Game recognize game.
How else could you explain rap legend Jay Z’s adeptness at taking ownership of yet another industry in such record-setting fashion? The man who once famously boasted to all of Hip Hop Nation “I’m not a businessman, I’m a business man” is now essentially airing his video to the world in the form of his foray into the sports agency biz and his revolutionary creation of Roc Nation Sports.
And it’s hardly rates as a collaboration. Quite the contrary, in fact, as practically everyone who resonates as anyone as a player agent has lined up in opposition to the new voice in the arena. Nowhere has that resistance been more vocalized than in the case of Scott Boras, the one-time wunderkind agent who recently condescendingly chastised the wide-ranging mogul with the taunt “it’s very different to be the creator of the umbrella versus those who stand under it.”
No matter how Boras and others championing his view choose to trumpet their take on the relationship Jay entered into the CAA Agency he partnered with in launching Roc Nation, the hook is the hook.
Translation? Hova’s representation of Robinson Cano, the former New York Yankees star infielder who bolted Boras to join Roc Nation, instantly made him seem cooler by virtue of his association with Beyonce’s husband to the point of being able to secure an extra $40 million in guaranteed salary no one else ever, ever foresaw for him, all the while making his new Seattle Mariners team feel recently relevant enough to its targeted audience to justify such an overly extravagant expenditure.
Let’s face it, Jigga’s a lot of faces to a lot of people, but when it comes to the game of swag and showmanship he’s easily identifiable as the P.J. Barnum of his time.
I’ll go out on a limb here and assure you that Roc Nation will not become what its predecessor, Master P’s No Limit Sports, remains ridiculed for being. Don’t expect Cano, Kevin Durant, Victor Cruz, Geno Smith or even Skylar Diggins, for that matter — all newly minted Roc Nation clients — to appear dressed for any magazine covers wearing a wedding dress, ala signature No Limit client Ricky Williams’ yesteryear ESPN close up.

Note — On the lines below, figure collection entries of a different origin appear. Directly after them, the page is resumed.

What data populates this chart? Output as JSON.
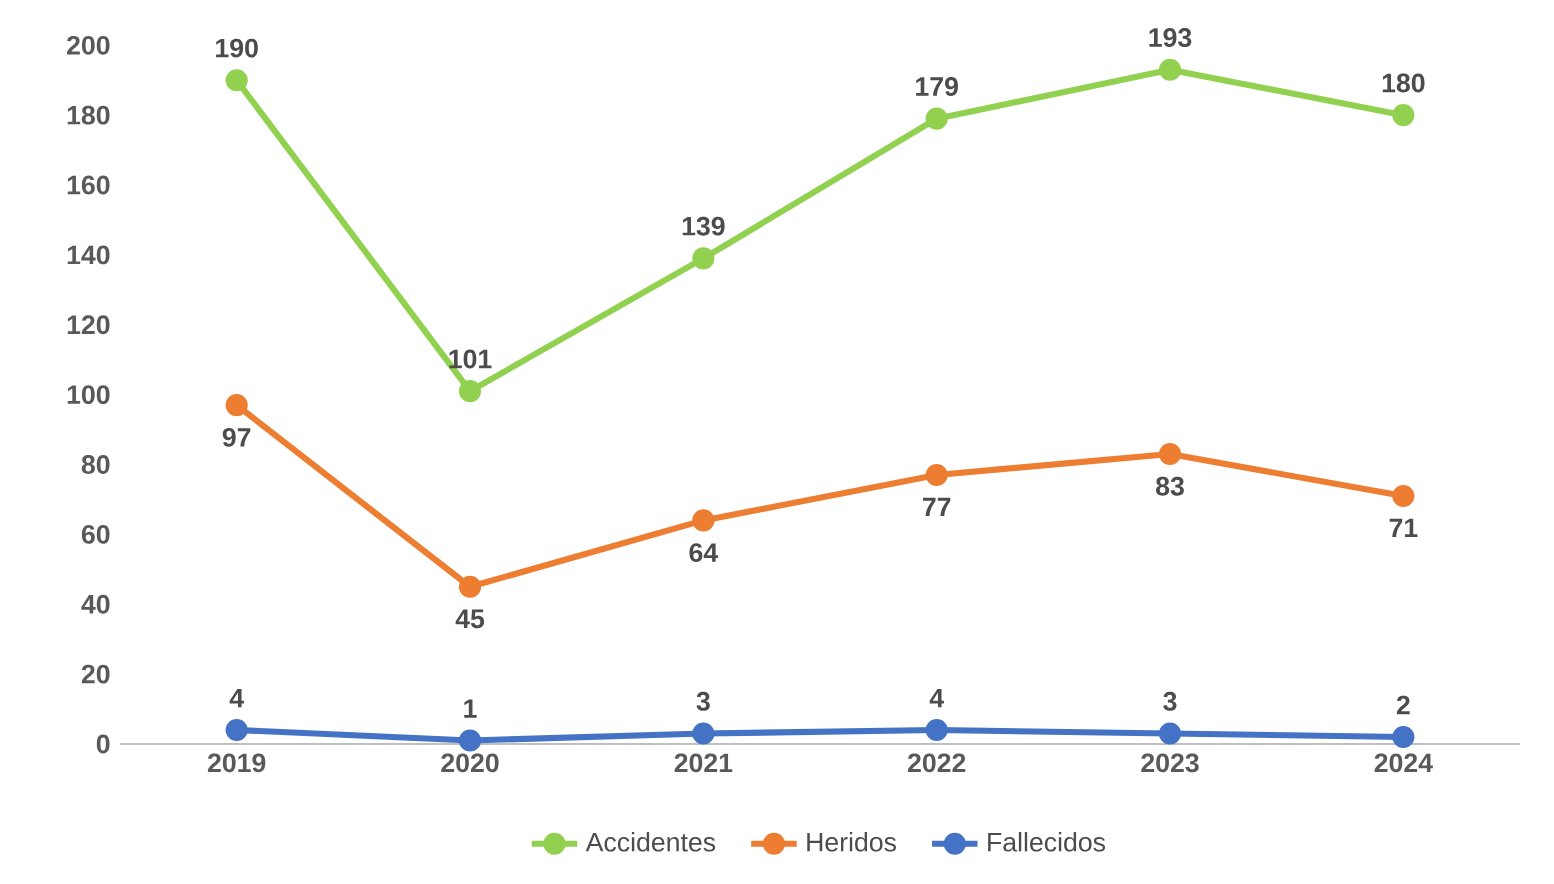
{
  "chart_data": {
    "type": "line",
    "categories": [
      "2019",
      "2020",
      "2021",
      "2022",
      "2023",
      "2024"
    ],
    "series": [
      {
        "name": "Accidentes",
        "color": "#92d050",
        "values": [
          190,
          101,
          139,
          179,
          193,
          180
        ]
      },
      {
        "name": "Heridos",
        "color": "#ed7d31",
        "values": [
          97,
          45,
          64,
          77,
          83,
          71
        ]
      },
      {
        "name": "Fallecidos",
        "color": "#4472c4",
        "values": [
          4,
          1,
          3,
          4,
          3,
          2
        ]
      }
    ],
    "ylim": [
      0,
      200
    ],
    "yticks": [
      0,
      20,
      40,
      60,
      80,
      100,
      120,
      140,
      160,
      180,
      200
    ],
    "grid": false,
    "legend": "bottom",
    "marker": "circle",
    "line_style": "solid",
    "data_labels": true
  }
}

And you can be further assured they’ll almost certainly be more comparisons to the $240 million record-setting contract Hov’s’ now revered for striking for Cano than the incentive-laden, seven-year, $68 million deal No Limit continues to be disgraced for netting in the case of Williams.

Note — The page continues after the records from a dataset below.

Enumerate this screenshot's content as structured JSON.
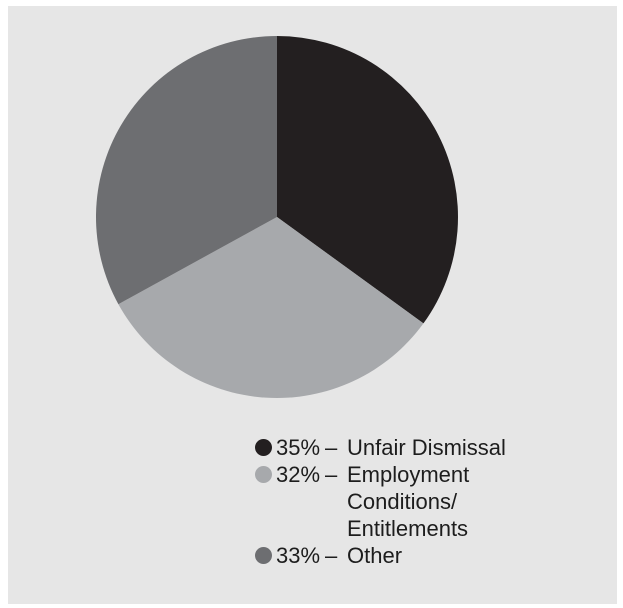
{
  "chart_data": {
    "type": "pie",
    "slices": [
      {
        "label_lines": [
          "Unfair Dismissal"
        ],
        "value": 35,
        "value_label": "35%",
        "color": "#231f20"
      },
      {
        "label_lines": [
          "Employment",
          "Conditions/",
          "Entitlements"
        ],
        "value": 32,
        "value_label": "32%",
        "color": "#a7a9ac"
      },
      {
        "label_lines": [
          "Other"
        ],
        "value": 33,
        "value_label": "33%",
        "color": "#6d6e71"
      }
    ],
    "dash": "–",
    "background_color": "#e6e6e6",
    "legend_position": "bottom-right"
  }
}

All of which makes Jay so much more dangerously of a wildcard to the establishment with such events as the NBA and NFL Draft on the horizon, where the likes of such potential game-changing talents as Jadeveon Clowney, Jabari Parker, Andrew Wiggins and Julius Randle are all expected to be in play.

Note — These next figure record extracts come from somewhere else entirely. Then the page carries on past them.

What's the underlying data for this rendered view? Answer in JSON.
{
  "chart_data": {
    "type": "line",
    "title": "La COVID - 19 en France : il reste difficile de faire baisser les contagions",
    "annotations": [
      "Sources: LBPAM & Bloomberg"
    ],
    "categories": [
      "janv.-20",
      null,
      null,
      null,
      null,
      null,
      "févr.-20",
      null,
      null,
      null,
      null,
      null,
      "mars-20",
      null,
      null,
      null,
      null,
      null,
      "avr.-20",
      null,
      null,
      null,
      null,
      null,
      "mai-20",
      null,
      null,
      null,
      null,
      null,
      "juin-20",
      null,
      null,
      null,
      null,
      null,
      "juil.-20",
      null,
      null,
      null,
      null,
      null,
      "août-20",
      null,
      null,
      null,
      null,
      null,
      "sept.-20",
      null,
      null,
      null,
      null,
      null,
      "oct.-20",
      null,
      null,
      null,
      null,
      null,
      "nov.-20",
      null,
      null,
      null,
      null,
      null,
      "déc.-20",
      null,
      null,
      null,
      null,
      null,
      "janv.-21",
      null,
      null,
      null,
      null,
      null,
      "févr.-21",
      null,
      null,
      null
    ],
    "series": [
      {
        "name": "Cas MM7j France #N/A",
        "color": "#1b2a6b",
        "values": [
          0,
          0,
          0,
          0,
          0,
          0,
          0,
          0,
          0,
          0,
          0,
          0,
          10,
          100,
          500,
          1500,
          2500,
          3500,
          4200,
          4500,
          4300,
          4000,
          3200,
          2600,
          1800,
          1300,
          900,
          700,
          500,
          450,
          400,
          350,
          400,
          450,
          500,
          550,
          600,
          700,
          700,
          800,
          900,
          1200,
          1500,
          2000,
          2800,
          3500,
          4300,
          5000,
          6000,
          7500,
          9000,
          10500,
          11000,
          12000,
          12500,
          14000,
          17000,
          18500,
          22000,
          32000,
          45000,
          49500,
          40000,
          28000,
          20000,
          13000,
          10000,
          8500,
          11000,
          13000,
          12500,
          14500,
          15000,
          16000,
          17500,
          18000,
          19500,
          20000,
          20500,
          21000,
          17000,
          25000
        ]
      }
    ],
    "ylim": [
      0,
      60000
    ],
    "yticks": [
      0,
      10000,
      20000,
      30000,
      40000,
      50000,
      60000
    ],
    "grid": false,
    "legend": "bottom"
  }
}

Truth be told, you can’t stop Jay, you can only hope to contain him — or as the recent trend has proven perhaps censor him. A band of certified agents came together in May to complain long and loud enough to spark an investigation of his recruitment of Smith, hoping his alleged violation of the league’s “runner rule” would surely stop him in his tracks.
But, alas the best laid players can often times go awry. Word on the street is 6-foot-6, 274 pound man-child that is Clowney has already sought out Hov for his potential guidance and it seems more than a fair bet to wager that more top players will be checking for Jigga than vice versa.
The reality is Jay Z provides ballers with a profile no other player rep can come close to matching, not to mention a rags to riches blueprint to follow few other advisers can ever dream of emulating.
The game is forever changed by Hova’s presence, and those who have played it the longest and most profitably best understand that.
Or as one agent recently told SI “every agent with high-profile players, especially ones in New York, is showering those guys with service right now.”